Una vida de trabajo honrado, ¿para qué? Para terminar sus días parado en una esquina, abriendo y cerrando las puertas de los taxis, recibiendo como recompensa una vez una mirada piadosa y una moneda de limosna, y otras veces la indiferencia que le recordaba su condición inexistente, su condición de paria e intocable, su pecado de ser viejo y pobre.
Nadie parecía intuir en su aspecto lo que él fue, nadie se detenía un instante a observar y entrever ese hombre joven y lleno de esperanzas, una persona decente y amable. Nadie veía más allá de sus arrugas y de su paso incierto, ni de su tos exasperada por la falta de cuidados. Micaela siempre se sintió orgullosa de él, aunque le hubiera ofrecido una vida humilde, aunque hubieran pasado malos momentos y malas rachas, ajustando cada vez más el cinturón, persiguiendo por las tiendas las rebajas a mitad de precio, cayendo en el pozo sinfín por donde caía el país entero.
Observó sus zapatos. Eran los únicos que le quedaban, sin embargo todavía estaban buenos, él sabía cuidar de sus zapatos. Se los sacó y los acomodó en un lugar bien a la vista. El modelo era antiguo, pero bien podrían servir a alguien, a algún otro viejo como él. Seguramente servirían a alguien. En la pobreza nada se desprecia, todo es útil, no existe lo superfluo ni lo indeseable, se llega al hueso de la existencia, desnudos de arneses y de hipocresías, piel y huesos, comiendo migajas de solidaridad que aligeran las consciencias, desesperación sudada por cada poro, impotencia. La filantropía y la misantropía dejan de ser antónimos y se confunden despistadas por el odio y las diferencias sociales exacerbadas.

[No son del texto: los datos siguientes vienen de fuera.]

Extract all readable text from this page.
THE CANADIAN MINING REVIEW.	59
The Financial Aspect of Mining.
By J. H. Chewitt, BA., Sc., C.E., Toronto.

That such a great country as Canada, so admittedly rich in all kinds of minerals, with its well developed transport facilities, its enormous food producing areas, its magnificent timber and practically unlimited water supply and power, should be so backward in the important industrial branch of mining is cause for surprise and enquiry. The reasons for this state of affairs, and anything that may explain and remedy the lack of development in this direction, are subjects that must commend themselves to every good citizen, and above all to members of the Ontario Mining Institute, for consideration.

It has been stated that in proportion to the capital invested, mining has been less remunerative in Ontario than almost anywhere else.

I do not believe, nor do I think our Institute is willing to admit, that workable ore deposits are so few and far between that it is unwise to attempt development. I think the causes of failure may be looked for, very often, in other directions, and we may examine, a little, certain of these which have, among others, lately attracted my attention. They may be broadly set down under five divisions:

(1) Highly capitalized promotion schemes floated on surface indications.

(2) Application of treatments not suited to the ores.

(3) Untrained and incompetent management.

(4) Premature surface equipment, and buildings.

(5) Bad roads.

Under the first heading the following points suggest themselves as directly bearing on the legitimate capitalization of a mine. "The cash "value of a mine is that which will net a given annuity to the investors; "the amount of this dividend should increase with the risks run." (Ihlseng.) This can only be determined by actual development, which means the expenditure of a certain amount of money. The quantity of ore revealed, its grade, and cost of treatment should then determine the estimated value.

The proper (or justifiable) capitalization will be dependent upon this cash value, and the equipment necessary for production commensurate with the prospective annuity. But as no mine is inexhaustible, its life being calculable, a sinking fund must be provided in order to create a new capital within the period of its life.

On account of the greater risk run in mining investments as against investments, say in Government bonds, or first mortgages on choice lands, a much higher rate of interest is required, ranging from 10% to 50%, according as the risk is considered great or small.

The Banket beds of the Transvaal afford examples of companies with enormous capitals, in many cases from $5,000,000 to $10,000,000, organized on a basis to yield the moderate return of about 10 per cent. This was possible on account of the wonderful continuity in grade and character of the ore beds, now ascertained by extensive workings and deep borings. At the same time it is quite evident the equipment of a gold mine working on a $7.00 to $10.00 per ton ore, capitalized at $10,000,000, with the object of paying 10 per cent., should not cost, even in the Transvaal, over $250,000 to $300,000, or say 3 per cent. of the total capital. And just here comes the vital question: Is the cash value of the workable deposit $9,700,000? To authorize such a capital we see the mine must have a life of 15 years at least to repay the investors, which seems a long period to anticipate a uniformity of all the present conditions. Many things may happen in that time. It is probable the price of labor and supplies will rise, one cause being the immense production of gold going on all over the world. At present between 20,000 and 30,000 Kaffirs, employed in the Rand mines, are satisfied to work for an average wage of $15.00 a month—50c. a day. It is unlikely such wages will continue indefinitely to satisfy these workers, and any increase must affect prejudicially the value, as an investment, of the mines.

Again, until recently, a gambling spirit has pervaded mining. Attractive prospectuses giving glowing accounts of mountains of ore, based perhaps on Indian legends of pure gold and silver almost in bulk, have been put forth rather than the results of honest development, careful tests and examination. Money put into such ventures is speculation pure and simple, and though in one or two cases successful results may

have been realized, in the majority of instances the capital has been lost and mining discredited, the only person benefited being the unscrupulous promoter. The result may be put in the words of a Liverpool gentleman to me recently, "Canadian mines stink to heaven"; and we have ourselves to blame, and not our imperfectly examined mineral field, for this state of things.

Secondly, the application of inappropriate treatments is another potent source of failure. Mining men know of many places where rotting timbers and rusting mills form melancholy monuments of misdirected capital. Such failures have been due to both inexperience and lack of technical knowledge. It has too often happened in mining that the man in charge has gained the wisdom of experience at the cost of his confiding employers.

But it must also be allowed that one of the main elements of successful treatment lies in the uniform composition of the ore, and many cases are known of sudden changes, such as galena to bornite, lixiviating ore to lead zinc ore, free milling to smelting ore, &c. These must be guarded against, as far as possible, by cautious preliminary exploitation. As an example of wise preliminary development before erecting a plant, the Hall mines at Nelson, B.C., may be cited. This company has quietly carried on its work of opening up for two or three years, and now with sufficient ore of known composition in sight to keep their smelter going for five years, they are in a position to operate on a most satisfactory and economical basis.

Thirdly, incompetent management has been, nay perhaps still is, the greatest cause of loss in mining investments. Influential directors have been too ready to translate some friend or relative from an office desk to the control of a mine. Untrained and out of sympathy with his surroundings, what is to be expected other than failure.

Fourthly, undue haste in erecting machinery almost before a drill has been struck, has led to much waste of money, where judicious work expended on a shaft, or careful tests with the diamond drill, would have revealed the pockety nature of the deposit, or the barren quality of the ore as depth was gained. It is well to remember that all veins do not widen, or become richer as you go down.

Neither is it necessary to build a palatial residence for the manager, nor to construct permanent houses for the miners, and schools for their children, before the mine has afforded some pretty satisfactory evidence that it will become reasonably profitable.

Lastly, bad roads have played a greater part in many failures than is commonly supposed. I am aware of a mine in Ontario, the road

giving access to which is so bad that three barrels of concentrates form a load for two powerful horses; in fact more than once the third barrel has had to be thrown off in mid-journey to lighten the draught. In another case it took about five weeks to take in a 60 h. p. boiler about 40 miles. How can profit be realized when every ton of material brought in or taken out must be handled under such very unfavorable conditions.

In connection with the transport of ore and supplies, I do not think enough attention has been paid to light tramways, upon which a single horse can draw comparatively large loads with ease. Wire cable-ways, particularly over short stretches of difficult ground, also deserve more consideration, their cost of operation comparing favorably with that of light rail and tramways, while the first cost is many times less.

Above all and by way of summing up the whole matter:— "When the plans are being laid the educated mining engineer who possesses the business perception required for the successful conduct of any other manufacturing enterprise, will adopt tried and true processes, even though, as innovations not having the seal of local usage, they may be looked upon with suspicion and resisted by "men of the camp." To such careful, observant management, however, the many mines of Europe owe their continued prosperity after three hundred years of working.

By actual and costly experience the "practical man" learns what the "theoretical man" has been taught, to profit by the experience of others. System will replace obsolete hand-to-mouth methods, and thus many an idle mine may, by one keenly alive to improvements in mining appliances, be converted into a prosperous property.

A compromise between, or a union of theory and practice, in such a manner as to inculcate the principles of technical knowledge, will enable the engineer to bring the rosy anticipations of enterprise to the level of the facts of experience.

“Una vejez digna”. Una frase de políticos, mentirosos y ladrones.
Él era viejo, solamente viejo, y la dignidad era un vestido que le cosían encima como un eslogan cuando convenía, un hombre sándwich que paseaba el mensaje para el beneficio de otros, que eran siempre los mismos creadores de engaños.
“Una pobreza digna”. Una frase que puede decir sólo aquel que no es pobre, el que se permite tirar a la basura medio pan porque está duro, el que cambia el auto por uno más grande y vistoso, el que soborna y se deja sobornar, regodeándose en su oro, mientras los otros muerden el polvo y la mierda.
Inundado de pensamientos se puso de pie y empezó a desvestirse, lentamente. Llevaba el traje de las grandes ocasiones, el mismo de siempre, aquel que evocaba su cuerpo más joven, cayéndole en holguras por todas partes.
Más que tristeza sentía una profunda frustración, una gran rabia por haber tirado sus días por la ventana. Los suyos y los de Micaela, que lo dejó con esa expresión de terror en los ojos, sin entender por qué el dolor tiene que ser tan grande y arrollador, por qué no existe la piedad y uno termina convirtiéndose en un trapo viejo e inútil, en un andrajo. Lo invadía la rabia ante la injusticia de esa sociedad, de esa gente sorda, de ese egoísmo absoluto. Lo enfurecía haberse convertido en un ser transparente, sin derecho a existir, que no pudo ni comprar un poco de alivio para el dolor que se llevó a su mujer. Mientras que él quedó allí, con su tos seca, agradeciendo que aún podía permitirse dormir bajo las estrellas de ese cielo húmedo y opresivo, ahora que también le habían echado de su última morada sin derecho al pataleo por no pagar el alquiler, la que se convertiría en un “loft” de lujo, como le explicó el arquitecto, trajeado y lustroso.
La arena de la playa bañada por el río aún conservaba el calor del día.
Terminó de acomodar sus pertenencias, apoyándolas sobre una hoja de periódico que encontró vagando por allí. Plegó con esmero la camisa blanca de cuello percudido, dobló el pantalón gris y la chaqueta, puso las medias negras dentro de los zapatos. Sabía que, apenas el sol despuntara, sus ropas serían contendidas por buitres y leones, con ferocidad; era la ley, era justo que así fuera, le dejaba una sensación de utilidad, al menos mañana alguien podría vestirse.
Caminó con paso cansino los pocos metros que lo separaban del río, tropezó un par de veces con el cansancio de sus años antes de que sus pies pudieran sentir el agua. Un reflejo de luna regaba con un tenue resplandor la tierra. A lo lejos se veían las luces de la ciudad, sus rascacielos, y también las luces urgentes de los autos que atravesaban el puente sobre el río. Él no necesitaba la luz, reconocía el paisaje de memoria, ese río ancho de aguas marrones fue su único mar, su único viaje.
No obstante el calor pesado y húmedo, tiritaba con un frío interior intenso. Entró lentamente hasta la cintura sintiendo los pies que se hundían en el fondo barroso.
El agua le llegó a los hombros. Pocos pasos más allá no haría pie y el fondo del río oscuro se hundiría excavado por el caudal impetuoso. Ya podía sentir la corriente que lo empujaba, la corriente que conducía al mar, en un viaje largo, a muchos kilómetros de distancia. Tampoco esta vez él llegaría al mar, seguro que se encallaría enredado entre los camalotes, acariciado por sus tentáculos verdes.
Se extendió con los brazos abiertos. Cerró los ojos y esperó en paz a que el río hiciera su trabajo.
“Feliz año nuevo”, pensó.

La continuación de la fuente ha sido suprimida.